L’inégalité de traitement que subissent les Palestiniens se trouvait même mise en cause par des manifestants israéliens qui tout d’un coup, percevaient dans la dérive de leur État l’envers de la médaille de l’apartheid et de l’occupation.

Dans l’armée, dans les services de renseignement, même chez les colons, l’heure de la rupture, de la révolte sociale semblait arriver inéluctablement.


Puis, soudain, prise en otage du discours nationaliste du gouvernement et des assassinats perpétrés contre des civils, hommes, femmes, enfants innocents, les yeux brouillés de larmes, et la bouche pleine du goût du sang, la société israélienne bascule dans l’unité nationale contre le terrorisme.

Un terrorisme manifestement sans visage, sans responsable, un terrorisme collectif qui conduit à la déshumanisation des palestiniens, à leur châtiment collectif, indiscriminé, barbare, aveugle, comme l’a si souvent été la politique d’Israël à leur égard.

Des ruines de Gaza ne surgiront que de nouveaux « monstres », des rangs de Tsahal ne sortiront que des criminels, et du rêve d’une paix assassinée ne survivront que des « traîtres » à leur nation, leur « race », leur religion.

Un État binational, seule issue au conflit

Si les accords d’Oslo constituaient une paix fragile et inégale, c’est d’abord que les concessions de l’OLP aux dirigeants Israéliens étaient trop dangereuses. Israël ne reconnaissait pas de facto un État Palestinien à ses frontières, mais simplement une autorité palestinienne, en charge de la sécurité des territoires palestiniens et entièrement dépendante de la bonne volonté de son voisin pour ses relations économiques avec le monde extérieur.

Dès lors, la moindre crispation, le moindre attentat venaient suspendre « l’autorité » palestinienne, et mettre à nu l’absence de souveraineté de son peuple et de ses dirigeants. Cette comédie ne pouvait durer longtemps, et au bout de quelques années, c’est le Hamas qui incarna la lutte contre l’occupation, apparaissant, à tort certes, comme plus intègre et plus efficace que le vieux Fatah d’un Arafat discrédité et vieillissant.

Désormais qui peut croire à la paix ? Peut-être les seules âmes sensées, les seuls cœurs purs qui vomissent à la vue du sang et de l’injustice sans distinction de couleur de peau, de religion ou de nationalité.

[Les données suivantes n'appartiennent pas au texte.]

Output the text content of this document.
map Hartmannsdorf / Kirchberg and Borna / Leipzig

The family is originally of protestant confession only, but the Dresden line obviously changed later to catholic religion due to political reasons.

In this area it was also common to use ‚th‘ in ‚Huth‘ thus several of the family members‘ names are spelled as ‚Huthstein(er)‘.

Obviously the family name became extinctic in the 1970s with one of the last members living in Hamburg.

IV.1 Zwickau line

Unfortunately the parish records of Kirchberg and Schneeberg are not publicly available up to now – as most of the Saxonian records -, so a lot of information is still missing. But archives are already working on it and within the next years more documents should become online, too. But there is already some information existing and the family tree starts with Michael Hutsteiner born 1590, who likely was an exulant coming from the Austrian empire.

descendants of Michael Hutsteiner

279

Palestiniens et Israéliens vivent sur une même minuscule bande de terre au bord du précipice géopolitique qu’est le Proche-Orient. La colonisation israélienne n’est pas le fait d’une métropole, un départ des populations juives est inenvisageable et inacceptable. Il en est de même pour les Palestiniens, dont les réfugiés de 1948 et 1956 continuent de pourrir dans les camps jordaniens et libanais depuis quatre générations.

Les deux populations subissent, certes de manière inégale, une situation de psychose, traumatique et liberticide. La solution à deux États est impossible, tant les enchevêtrements de peuplement et le réduit géographique de la région mèneraient à des conflits permanents.

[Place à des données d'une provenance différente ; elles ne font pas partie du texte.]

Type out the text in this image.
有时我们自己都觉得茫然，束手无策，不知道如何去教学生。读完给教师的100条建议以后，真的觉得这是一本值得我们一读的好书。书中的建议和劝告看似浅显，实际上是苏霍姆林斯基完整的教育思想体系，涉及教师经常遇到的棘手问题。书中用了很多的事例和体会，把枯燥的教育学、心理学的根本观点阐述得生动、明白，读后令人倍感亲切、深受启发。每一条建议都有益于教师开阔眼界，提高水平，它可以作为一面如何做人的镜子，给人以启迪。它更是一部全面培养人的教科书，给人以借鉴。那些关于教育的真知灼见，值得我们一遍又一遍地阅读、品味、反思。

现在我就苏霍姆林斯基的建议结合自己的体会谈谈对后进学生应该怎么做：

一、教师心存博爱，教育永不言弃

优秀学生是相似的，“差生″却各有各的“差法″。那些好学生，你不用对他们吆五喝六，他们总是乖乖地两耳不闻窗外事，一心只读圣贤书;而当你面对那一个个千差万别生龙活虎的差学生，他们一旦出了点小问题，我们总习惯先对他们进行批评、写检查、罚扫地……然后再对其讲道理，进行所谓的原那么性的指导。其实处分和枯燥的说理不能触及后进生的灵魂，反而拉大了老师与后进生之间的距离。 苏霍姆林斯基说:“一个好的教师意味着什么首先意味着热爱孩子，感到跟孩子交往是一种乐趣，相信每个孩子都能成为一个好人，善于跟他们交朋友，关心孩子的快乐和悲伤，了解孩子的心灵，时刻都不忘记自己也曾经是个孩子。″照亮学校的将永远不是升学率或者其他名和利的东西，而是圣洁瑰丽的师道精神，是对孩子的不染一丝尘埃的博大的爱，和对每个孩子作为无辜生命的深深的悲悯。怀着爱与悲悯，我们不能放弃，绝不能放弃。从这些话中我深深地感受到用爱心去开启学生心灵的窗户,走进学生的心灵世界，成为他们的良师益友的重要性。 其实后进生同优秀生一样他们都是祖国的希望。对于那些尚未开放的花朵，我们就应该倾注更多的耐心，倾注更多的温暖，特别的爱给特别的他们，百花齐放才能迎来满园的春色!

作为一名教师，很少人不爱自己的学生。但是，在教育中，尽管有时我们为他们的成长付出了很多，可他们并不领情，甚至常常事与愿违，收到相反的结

Un seul et même État pour deux peuples, dotés des mêmes droits politiques, des mêmes protections juridiques, des mêmes droits sociaux, voilà la seule et unique solution à ce conflit de 70 ans.

On ne fait pas la paix avec ses amis, on fait la paix avec ses ennemis. L’Europe, continent de tant de conflits, l’Europe qui a connu les guerres de religion et Auschwitz n’est que l’ombre d’elle-même lorsqu’elle continue aveuglément de soutenir les crimes d’Israël. France et Allemagne se sont longtemps fait la guerre, et qui aurait pu imaginer en 1870, 1914, ou 1939, qu’aujourd’hui les jeunesses des deux pays vivraient fraternellement sans la moindre once de haine ?

Au-delà des questions religieuses, politiques, nationalistes, la seule chose à laquelle sont condamnés Israéliens et Palestiniens, c’est à vivre ensemble.